Africa-Press – Uganda. The Uganda Revenue Authority (URA) has issued a strong call for urgent regulation of cryptocurrencies, warning that the unchecked rise of digital assets is fueling illicit financial flows (IFFs), tax evasion, and economic destabilisation.
With Uganda’s informal sector increasingly adopting cryptocurrencies such as Bitcoin, Ethereum, and Tether (USDT), URA says the lack of oversight has created a shadow economy that undermines the country’s fiscal integrity and threatens national revenue mobilisation efforts.
“Cryptocurrencies are not the enemy,” a senior URA official said. “But like any financial instrument, they must be regulated. In their current state, they offer a perfect conduit for tax evasion, money laundering, and cross-border smuggling—especially in high-value sectors like gold.”
The Authority expressed concern that peer-to-peer crypto trading platforms, particularly those operating without robust Know Your Customer (KYC) and Anti-Money Laundering (AML) measures, have become popular avenues for concealing income and transferring untaxed wealth offshore.
More than half of Uganda’s economy operates informally, creating fertile ground for tax leakages. URA warned that the rise in crypto adoption among traders, freelancers, and exporters—while beneficial for financial inclusion—has also made it easier for individuals and entities to bypass the formal banking system, rendering such transactions invisible to regulators.
One of the most troubling trends, URA noted, is the increasing use of cryptocurrency in gold smuggling. In some cases, proceeds from illicit or undocumented gold exports are converted into crypto and transferred abroad, avoiding banking oversight and taxation entirely.

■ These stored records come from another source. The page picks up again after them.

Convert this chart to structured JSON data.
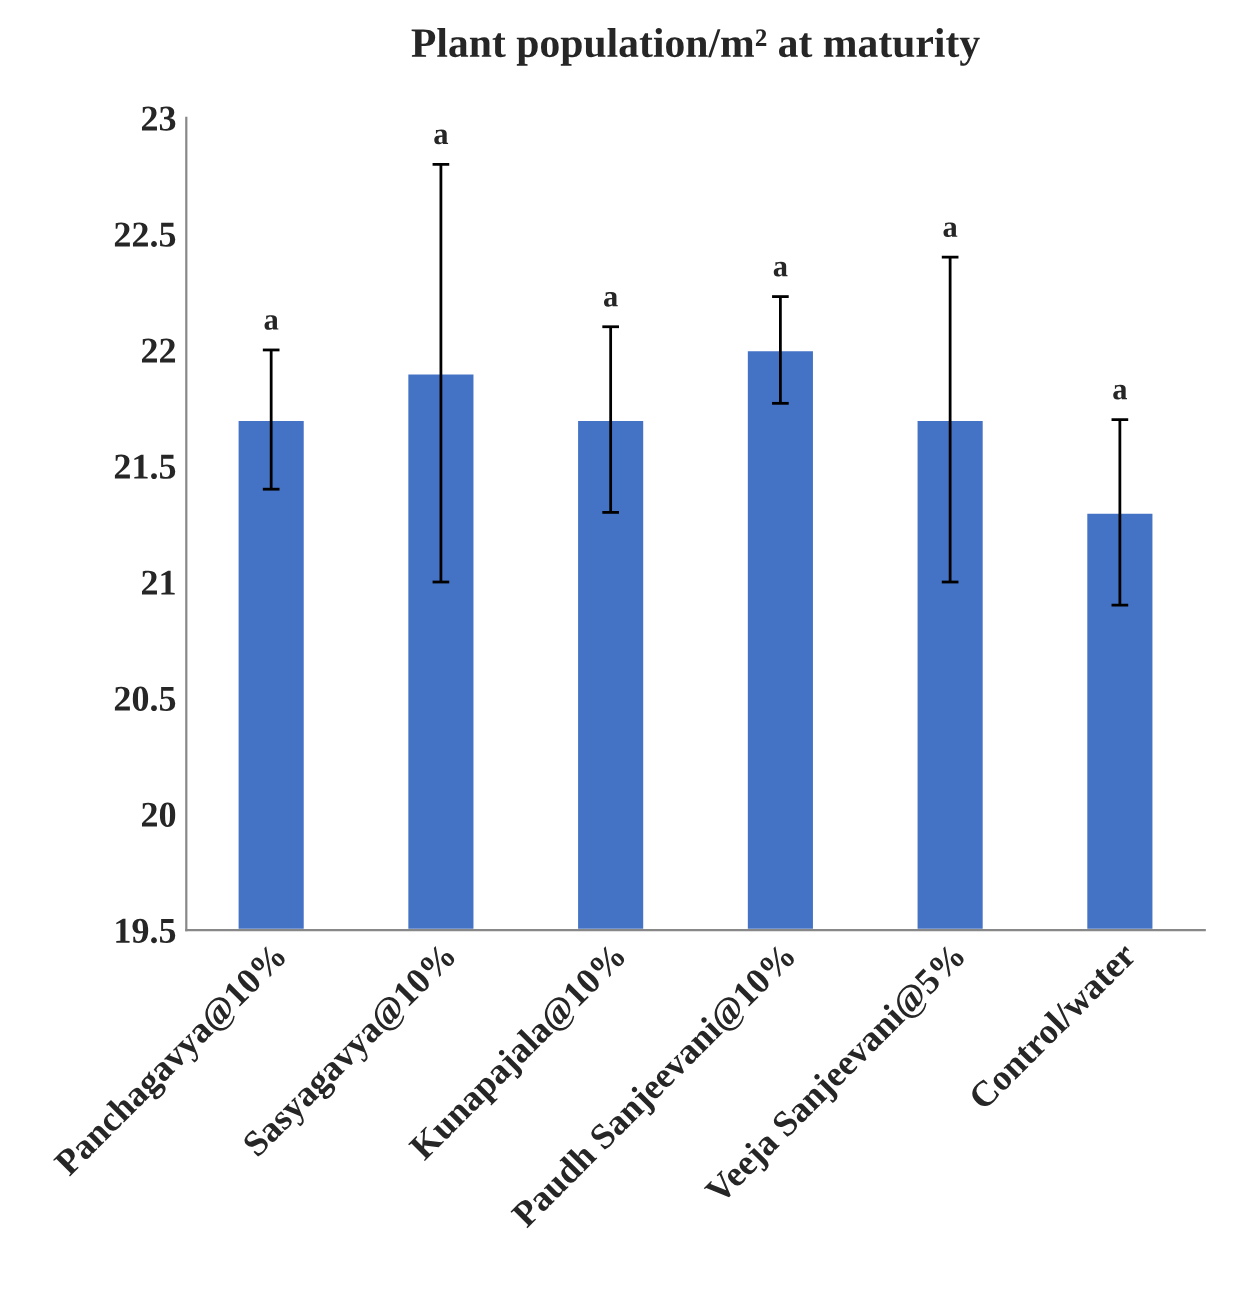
{
  "chart_data": {
    "type": "bar",
    "title": "Plant population/m² at maturity",
    "categories": [
      "Panchagavya@10%",
      "Sasyagavya@10%",
      "Kunapajala@10%",
      "Paudh Sanjeevani@10%",
      "Veeja Sanjeevani@5%",
      "Control/water"
    ],
    "values": [
      21.7,
      21.9,
      21.7,
      22.0,
      21.7,
      21.3
    ],
    "errors": [
      0.3,
      0.9,
      0.4,
      0.23,
      0.7,
      0.4
    ],
    "color": "#4472c4",
    "ylim": [
      19.5,
      23
    ],
    "yticks": [
      19.5,
      20,
      20.5,
      21,
      21.5,
      22,
      22.5,
      23
    ],
    "annotations": [
      {
        "text": "a",
        "x": "Panchagavya@10%",
        "y": 22.0
      },
      {
        "text": "a",
        "x": "Sasyagavya@10%",
        "y": 22.8
      },
      {
        "text": "a",
        "x": "Kunapajala@10%",
        "y": 22.1
      },
      {
        "text": "a",
        "x": "Paudh Sanjeevani@10%",
        "y": 22.23
      },
      {
        "text": "a",
        "x": "Veeja Sanjeevani@5%",
        "y": 22.4
      },
      {
        "text": "a",
        "x": "Control/water",
        "y": 21.7
      }
    ]
  }
}
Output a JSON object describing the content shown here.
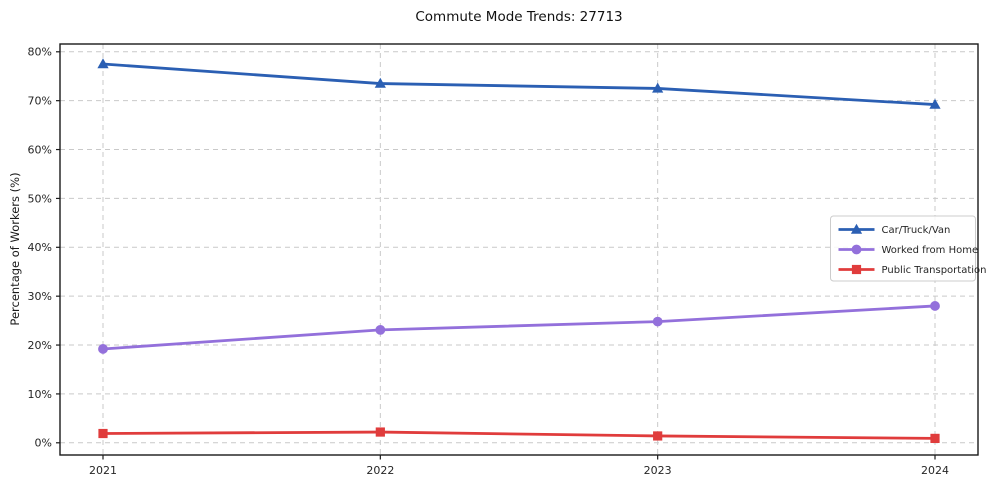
{
  "title": "Commute Mode Trends: 27713",
  "chart_data": {
    "type": "line",
    "title": "Commute Mode Trends: 27713",
    "xlabel": "",
    "ylabel": "Percentage of Workers (%)",
    "categories": [
      "2021",
      "2022",
      "2023",
      "2024"
    ],
    "series": [
      {
        "name": "Car/Truck/Van",
        "marker": "triangle-up",
        "color": "#2b5fb3",
        "values": [
          77.5,
          73.5,
          72.5,
          69.2
        ]
      },
      {
        "name": "Worked from Home",
        "marker": "circle",
        "color": "#9370db",
        "values": [
          19.2,
          23.1,
          24.8,
          28.0
        ]
      },
      {
        "name": "Public Transportation",
        "marker": "square",
        "color": "#e03c3c",
        "values": [
          1.9,
          2.2,
          1.4,
          0.9
        ]
      }
    ],
    "ylim": [
      0,
      80
    ],
    "ytick_step": 10,
    "ytick_suffix": "%",
    "grid": true,
    "grid_style": "dashed",
    "legend_position": "right-middle"
  },
  "colors": {
    "grid": "#c9c9c9",
    "spine": "#1a1a1a",
    "tick_label": "#262626",
    "legend_border": "#cccccc",
    "legend_bg": "#ffffff"
  }
}
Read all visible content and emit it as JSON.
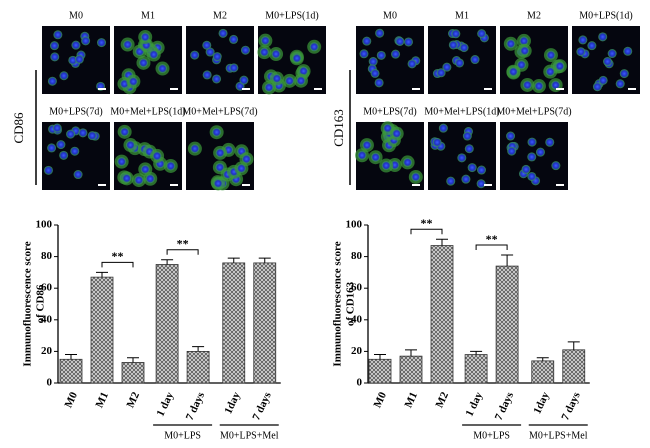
{
  "panels": [
    {
      "marker": "CD86",
      "labels": [
        "M0",
        "M1",
        "M2",
        "M0+LPS(1d)",
        "M0+LPS(7d)",
        "M0+Mel+LPS(1d)",
        "M0+Mel+LPS(7d)"
      ]
    },
    {
      "marker": "CD163",
      "labels": [
        "M0",
        "M1",
        "M2",
        "M0+LPS(1d)",
        "M0+LPS(7d)",
        "M0+Mel+LPS(1d)",
        "M0+Mel+LPS(7d)"
      ]
    }
  ],
  "chart_data": [
    {
      "type": "bar",
      "ylabel": [
        "Immunofluorescence score",
        "of CD86"
      ],
      "categories": [
        "M0",
        "M1",
        "M2",
        "1 day",
        "7 days",
        "1day",
        "7 days"
      ],
      "values": [
        15,
        67,
        13,
        75,
        20,
        76,
        76
      ],
      "errors": [
        3,
        3,
        3,
        3,
        3,
        3,
        3
      ],
      "color": "#555555",
      "ylim": [
        0,
        100
      ],
      "yticks": [
        0,
        20,
        40,
        60,
        80,
        100
      ],
      "group_labels": [
        "M0+LPS",
        "M0+LPS+Mel"
      ],
      "annotations": [
        "**",
        "**"
      ]
    },
    {
      "type": "bar",
      "ylabel": [
        "Immunofluorescence score",
        "of CD163"
      ],
      "categories": [
        "M0",
        "M1",
        "M2",
        "1 day",
        "7 days",
        "1day",
        "7 days"
      ],
      "values": [
        15,
        17,
        87,
        18,
        74,
        14,
        21
      ],
      "errors": [
        3,
        4,
        4,
        2,
        7,
        2,
        5
      ],
      "color": "#555555",
      "ylim": [
        0,
        100
      ],
      "yticks": [
        0,
        20,
        40,
        60,
        80,
        100
      ],
      "group_labels": [
        "M0+LPS",
        "M0+LPS+Mel"
      ],
      "annotations": [
        "**",
        "**"
      ]
    }
  ]
}
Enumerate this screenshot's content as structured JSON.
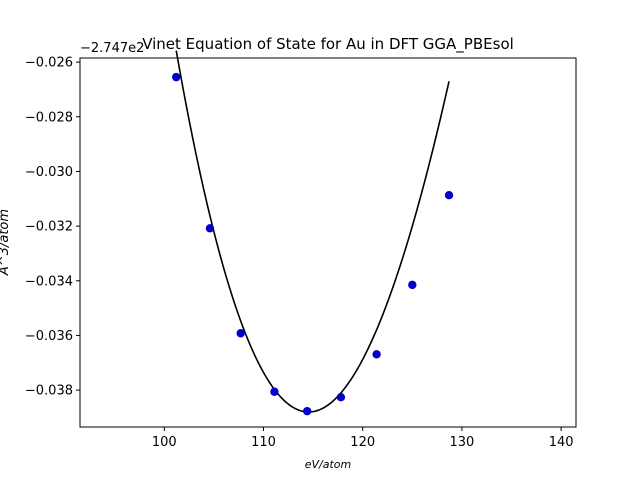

Platforms such as Binance P2P and Paxful have come under scrutiny for facilitating such transactions. Without mandatory KYC checks, URA says these platforms make it nearly impossible to verify users’ identities or the source of funds, leaving major regulatory gaps.
Despite repeated warnings by the Bank of Uganda, the country still lacks a formal legal framework governing digital currencies. URA has described this as a “critical gap” that is impeding efforts to monitor and prosecute crypto-linked financial crimes.
“Public advisories are no substitute for regulation,” the official said. “We need enforceable laws that define digital assets, mandate registration and reporting for exchanges, and empower financial intelligence units to trace suspicious transactions.”
According to the Authority, a comprehensive digital asset regulatory framework should begin with a clear legal definition and classification of cryptocurrencies and service providers. It must also require all crypto platforms to implement strong KYC and AML compliance mechanisms. Regulatory bodies such as the Financial Intelligence Authority (FIA) should be equipped with blockchain forensic tools to track suspicious activities, and there must be a strong emphasis on cross-border cooperation with other East African and global financial watchdogs. Additionally, the public needs to be sensitised through education campaigns that help citizens distinguish legitimate digital finance opportunities from fraudulent schemes.
URA also stressed the need to build capacity within enforcement institutions, including training officers in blockchain analytics and digital forensics. This, they said, will be essential for detecting and curbing crypto-related criminal activity.
Across Africa, other countries are already advancing their regulatory regimes. Nigeria, for example, reversed a 2021 crypto-bank transaction ban by introducing exchange licensing requirements and adopting blockchain monitoring tools. South Africa now classifies cryptocurrencies as financial products under its Financial Advisory and Intermediary Services Act, requiring platforms to be licensed and compliant with anti-fraud protocols. Kenya is developing a more adaptive approach, using regulatory sandboxes and inter-agency task forces to balance innovation with risk mitigation.
In contrast, Uganda remains in a regulatory grey zone. URA warns that this vacuum is fast attracting bad actors looking to exploit weak enforcement structures for illicit gain.
“Crypto can be a tool for development—but only if we have the institutions, laws, and public awareness to govern its use,” the Authority concluded. “Otherwise, it will quietly erode our revenue base and undermine efforts to build a fair, secure, and accountable economy.”
As Uganda accelerates its digital transformation, URA says establishing clear rules for the crypto economy is no longer optional—it is an urgent imperative to protect the country’s financial future.